I have the pleasure of being invited by our bilateral partners at the Home Team Science and Technology Agency (HTX) in Singapore to participate on a panel at their TechX Summit, an event that brings together experts from across the globe to talk and learn about the latest technology innovations. Our panel will speak to Homeland Security Challenges & Technology Game Changers for Tomorrow; for me, it’ll be Monday night, for the other participants, it’ll be Tuesday morning. For all of us, it’ll be an important opportunity—albeit mostly virtually—to exchange knowledge, best practices and lessons learned.
Our partners at HTX serve as a great example of how government agencies can spark innovation and engage with and lead industry to address some of our most pressing homeland security challenges. Together, our research, development, and innovation (RD&I) planning must be informed with an eye to the future, a common understanding of emerging threats, and a commitment to advancing and deploying technologies for the greater global good.
It is a small world, after all, and I very much believe that our technology and security community is entering a period unlike any before in our lifetime. Our shared experiences, especially over the last two years, have crystalized how inherent security is to protecting public health, the worldwide economy, cybersecurity, our climate, and more. As I plan to remark this evening: these threats do not affect one nation alone. The struggles one country endures can rapidly cross borders and ultimately affect us all.

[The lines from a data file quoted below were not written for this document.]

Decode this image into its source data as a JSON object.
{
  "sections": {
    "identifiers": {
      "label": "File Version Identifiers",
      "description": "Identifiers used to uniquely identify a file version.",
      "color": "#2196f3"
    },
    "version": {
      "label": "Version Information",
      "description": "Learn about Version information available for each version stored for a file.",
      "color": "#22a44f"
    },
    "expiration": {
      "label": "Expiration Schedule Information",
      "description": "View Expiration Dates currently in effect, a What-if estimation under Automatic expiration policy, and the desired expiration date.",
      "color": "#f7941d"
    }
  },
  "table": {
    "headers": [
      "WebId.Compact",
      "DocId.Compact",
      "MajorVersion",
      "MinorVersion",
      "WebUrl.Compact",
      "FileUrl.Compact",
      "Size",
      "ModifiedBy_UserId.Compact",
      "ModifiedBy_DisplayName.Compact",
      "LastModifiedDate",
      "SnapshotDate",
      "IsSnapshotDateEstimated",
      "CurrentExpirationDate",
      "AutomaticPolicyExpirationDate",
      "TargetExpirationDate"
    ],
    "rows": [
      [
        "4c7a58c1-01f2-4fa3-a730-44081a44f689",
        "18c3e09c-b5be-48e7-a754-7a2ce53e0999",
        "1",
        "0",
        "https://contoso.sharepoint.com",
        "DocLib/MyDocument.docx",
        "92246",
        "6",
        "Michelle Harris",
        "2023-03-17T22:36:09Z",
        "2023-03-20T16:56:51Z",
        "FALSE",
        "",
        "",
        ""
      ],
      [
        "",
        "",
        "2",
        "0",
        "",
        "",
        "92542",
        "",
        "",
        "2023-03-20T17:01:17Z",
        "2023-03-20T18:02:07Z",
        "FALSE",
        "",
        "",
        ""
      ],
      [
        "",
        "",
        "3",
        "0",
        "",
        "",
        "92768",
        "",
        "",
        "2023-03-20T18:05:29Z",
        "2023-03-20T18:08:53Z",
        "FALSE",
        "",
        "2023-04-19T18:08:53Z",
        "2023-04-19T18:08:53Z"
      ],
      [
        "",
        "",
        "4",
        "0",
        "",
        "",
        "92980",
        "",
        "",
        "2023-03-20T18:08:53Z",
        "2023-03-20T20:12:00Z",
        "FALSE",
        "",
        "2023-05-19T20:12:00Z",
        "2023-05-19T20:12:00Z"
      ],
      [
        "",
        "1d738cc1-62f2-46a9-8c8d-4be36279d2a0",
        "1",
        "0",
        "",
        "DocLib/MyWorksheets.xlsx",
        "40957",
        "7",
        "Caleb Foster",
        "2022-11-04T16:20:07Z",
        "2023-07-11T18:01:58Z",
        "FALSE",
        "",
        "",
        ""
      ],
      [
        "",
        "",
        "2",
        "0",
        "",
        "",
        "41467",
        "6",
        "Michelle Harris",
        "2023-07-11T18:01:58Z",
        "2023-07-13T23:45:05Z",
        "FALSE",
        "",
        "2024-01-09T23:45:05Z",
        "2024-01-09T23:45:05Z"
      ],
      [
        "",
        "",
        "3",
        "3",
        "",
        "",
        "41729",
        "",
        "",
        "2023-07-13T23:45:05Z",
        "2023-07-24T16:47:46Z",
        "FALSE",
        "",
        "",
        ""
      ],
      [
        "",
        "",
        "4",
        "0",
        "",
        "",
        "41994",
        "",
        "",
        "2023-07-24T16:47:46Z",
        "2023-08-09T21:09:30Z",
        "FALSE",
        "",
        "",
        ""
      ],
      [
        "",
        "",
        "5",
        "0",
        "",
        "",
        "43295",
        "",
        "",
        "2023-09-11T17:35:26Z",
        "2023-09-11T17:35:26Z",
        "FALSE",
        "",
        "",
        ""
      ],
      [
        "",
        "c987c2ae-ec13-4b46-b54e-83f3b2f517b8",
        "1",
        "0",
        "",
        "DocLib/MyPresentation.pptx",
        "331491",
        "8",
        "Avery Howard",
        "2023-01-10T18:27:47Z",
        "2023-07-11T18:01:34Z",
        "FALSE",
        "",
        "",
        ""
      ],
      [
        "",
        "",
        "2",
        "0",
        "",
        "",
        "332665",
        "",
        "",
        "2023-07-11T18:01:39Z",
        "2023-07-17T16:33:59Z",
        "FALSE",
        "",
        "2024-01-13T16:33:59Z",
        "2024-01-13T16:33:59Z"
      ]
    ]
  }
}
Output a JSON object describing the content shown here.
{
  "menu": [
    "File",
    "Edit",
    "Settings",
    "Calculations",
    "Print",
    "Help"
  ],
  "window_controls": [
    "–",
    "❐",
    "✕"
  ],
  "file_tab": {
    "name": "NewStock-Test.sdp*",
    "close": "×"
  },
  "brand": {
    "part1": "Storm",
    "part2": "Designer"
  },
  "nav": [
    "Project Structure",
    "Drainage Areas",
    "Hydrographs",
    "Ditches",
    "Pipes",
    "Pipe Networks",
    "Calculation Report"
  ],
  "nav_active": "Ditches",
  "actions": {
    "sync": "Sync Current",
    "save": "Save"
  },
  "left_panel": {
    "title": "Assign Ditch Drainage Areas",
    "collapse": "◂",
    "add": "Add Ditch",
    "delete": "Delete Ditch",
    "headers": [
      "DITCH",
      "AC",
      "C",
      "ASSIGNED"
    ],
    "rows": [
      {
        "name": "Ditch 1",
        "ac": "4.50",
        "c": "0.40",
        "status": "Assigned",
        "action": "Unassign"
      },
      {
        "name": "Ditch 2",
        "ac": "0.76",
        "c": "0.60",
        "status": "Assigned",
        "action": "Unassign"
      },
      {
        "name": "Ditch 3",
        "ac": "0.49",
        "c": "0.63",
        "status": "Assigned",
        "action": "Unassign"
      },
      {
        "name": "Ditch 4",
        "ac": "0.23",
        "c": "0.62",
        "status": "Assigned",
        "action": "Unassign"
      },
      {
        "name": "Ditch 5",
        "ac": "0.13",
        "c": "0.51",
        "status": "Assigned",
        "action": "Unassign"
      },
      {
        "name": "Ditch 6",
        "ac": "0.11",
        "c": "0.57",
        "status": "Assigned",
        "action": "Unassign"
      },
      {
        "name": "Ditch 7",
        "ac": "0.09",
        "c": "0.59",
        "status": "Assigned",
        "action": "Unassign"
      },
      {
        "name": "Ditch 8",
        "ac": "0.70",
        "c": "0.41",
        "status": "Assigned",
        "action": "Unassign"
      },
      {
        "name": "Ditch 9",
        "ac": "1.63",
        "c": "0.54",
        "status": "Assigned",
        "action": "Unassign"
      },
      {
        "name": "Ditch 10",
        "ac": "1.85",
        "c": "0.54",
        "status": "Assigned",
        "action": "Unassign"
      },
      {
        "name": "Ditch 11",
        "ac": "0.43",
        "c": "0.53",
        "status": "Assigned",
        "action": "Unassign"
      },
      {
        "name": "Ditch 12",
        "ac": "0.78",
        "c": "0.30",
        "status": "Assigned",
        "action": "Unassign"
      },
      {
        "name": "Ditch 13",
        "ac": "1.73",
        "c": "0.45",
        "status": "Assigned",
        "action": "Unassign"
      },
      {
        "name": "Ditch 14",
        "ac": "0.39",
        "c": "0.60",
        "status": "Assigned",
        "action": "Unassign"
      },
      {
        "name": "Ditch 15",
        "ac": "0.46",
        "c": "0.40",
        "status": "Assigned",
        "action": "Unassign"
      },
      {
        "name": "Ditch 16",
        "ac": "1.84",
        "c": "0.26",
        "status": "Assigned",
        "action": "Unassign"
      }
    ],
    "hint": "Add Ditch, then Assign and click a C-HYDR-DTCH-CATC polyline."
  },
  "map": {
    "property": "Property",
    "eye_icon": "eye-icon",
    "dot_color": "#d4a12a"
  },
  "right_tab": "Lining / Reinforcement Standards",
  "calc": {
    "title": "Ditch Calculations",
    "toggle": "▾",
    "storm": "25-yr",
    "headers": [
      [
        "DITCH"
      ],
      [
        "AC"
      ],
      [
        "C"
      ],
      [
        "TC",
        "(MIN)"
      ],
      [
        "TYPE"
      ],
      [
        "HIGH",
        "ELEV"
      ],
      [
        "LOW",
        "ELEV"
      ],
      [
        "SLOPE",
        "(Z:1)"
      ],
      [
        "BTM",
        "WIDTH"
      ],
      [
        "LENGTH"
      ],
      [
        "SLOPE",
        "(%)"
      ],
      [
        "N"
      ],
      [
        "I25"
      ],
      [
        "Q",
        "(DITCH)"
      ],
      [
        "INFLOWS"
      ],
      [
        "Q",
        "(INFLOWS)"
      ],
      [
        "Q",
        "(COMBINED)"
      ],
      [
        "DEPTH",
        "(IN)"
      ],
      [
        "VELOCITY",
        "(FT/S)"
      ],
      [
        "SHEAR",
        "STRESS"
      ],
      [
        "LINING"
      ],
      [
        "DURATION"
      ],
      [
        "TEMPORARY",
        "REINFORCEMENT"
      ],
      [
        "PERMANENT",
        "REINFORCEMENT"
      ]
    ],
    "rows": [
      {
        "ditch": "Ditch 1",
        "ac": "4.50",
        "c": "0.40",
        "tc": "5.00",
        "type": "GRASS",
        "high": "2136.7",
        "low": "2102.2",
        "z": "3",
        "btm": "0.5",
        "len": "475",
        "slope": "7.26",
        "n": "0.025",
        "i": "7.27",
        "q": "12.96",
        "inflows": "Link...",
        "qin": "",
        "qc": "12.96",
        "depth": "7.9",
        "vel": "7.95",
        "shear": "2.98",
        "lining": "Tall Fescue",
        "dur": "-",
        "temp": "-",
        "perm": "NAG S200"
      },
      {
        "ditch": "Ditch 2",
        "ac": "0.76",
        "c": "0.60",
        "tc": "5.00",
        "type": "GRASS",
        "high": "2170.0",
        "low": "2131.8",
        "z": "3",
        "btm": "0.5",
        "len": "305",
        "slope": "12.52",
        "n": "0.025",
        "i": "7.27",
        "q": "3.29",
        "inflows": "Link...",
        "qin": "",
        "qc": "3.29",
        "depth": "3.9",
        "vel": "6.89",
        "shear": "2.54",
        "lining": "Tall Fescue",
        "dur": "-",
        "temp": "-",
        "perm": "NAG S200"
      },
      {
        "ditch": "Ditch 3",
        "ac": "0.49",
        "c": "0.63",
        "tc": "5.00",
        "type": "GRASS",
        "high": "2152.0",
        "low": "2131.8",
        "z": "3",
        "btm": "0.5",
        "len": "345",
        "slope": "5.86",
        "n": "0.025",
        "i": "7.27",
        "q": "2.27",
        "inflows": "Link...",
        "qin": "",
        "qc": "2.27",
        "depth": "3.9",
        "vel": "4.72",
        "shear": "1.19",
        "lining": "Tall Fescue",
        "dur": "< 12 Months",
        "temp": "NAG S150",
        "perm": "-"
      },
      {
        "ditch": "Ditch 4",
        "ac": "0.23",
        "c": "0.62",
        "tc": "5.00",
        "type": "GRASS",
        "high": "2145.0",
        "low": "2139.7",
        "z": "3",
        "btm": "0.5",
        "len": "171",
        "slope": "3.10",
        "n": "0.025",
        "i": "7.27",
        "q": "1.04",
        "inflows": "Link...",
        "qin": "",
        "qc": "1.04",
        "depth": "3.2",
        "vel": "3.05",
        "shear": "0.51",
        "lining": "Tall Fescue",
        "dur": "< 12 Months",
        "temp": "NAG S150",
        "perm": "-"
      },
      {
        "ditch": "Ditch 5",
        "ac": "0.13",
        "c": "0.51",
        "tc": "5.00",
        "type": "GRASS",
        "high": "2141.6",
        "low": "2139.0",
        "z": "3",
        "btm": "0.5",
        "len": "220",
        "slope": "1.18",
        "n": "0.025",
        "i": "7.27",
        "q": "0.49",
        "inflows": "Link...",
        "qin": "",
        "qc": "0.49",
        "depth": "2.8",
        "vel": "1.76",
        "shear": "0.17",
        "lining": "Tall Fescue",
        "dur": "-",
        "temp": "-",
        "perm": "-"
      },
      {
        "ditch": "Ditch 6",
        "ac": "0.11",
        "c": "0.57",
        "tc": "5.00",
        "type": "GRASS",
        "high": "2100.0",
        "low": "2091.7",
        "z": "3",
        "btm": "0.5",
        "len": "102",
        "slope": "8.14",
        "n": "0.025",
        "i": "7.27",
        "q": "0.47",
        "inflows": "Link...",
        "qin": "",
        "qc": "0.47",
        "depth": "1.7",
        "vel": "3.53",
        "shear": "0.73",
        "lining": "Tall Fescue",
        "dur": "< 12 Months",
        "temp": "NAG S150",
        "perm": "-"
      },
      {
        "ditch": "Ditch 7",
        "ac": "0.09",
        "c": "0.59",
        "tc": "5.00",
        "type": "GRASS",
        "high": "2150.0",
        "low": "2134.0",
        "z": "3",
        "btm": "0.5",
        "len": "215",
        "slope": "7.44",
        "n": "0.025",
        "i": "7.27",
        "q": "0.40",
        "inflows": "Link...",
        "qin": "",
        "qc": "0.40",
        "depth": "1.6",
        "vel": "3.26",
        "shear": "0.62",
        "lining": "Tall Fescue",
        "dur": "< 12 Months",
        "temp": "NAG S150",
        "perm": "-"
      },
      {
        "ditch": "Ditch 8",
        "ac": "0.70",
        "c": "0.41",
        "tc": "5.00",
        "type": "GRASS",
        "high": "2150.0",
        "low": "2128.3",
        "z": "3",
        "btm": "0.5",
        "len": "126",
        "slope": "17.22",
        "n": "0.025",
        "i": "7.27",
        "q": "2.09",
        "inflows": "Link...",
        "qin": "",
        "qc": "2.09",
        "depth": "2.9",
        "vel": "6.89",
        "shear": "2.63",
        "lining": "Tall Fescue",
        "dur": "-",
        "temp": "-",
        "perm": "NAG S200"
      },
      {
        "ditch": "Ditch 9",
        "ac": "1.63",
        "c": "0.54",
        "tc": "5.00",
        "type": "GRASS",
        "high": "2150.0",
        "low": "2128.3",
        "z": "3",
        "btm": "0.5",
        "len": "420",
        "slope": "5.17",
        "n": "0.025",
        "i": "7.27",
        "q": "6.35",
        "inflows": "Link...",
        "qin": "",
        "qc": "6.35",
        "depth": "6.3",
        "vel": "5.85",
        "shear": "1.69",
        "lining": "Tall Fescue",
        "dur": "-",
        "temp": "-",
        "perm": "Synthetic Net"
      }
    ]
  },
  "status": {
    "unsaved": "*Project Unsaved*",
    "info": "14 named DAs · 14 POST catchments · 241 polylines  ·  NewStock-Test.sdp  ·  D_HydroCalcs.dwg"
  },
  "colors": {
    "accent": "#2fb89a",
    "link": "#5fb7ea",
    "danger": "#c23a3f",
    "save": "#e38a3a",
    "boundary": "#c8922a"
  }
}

We will not be defined by these threats; rather, we will rise to the occasion by leveraging investments in science and technology, the results of which will enable us to protect our way of life and keep our countries moving forward.
We manage many international agreements at S&T. It is essential that our partners understand how the escalation of emergent threats and the convergence of advanced technologies inform everything we do…so that if a nation’s infrastructure or lifeline services are cut off in an instant, or if channels of disinformation spread like wildfire—or, if a real wildfire places first responders and citizens in harm’s way—we are all collectively prepared to spring into action.
We will continue to cultivate our trusted partnerships to better support homeland security operational missions and enable critical science and technology capacity for whatever “what if” scenarios arise.
Thank you to HTX for inviting me to join you and our distinguished colleagues from Australia, France, and Singapore at the TechX Summit in a few hours. From where I stand, the future looks very bright indeed.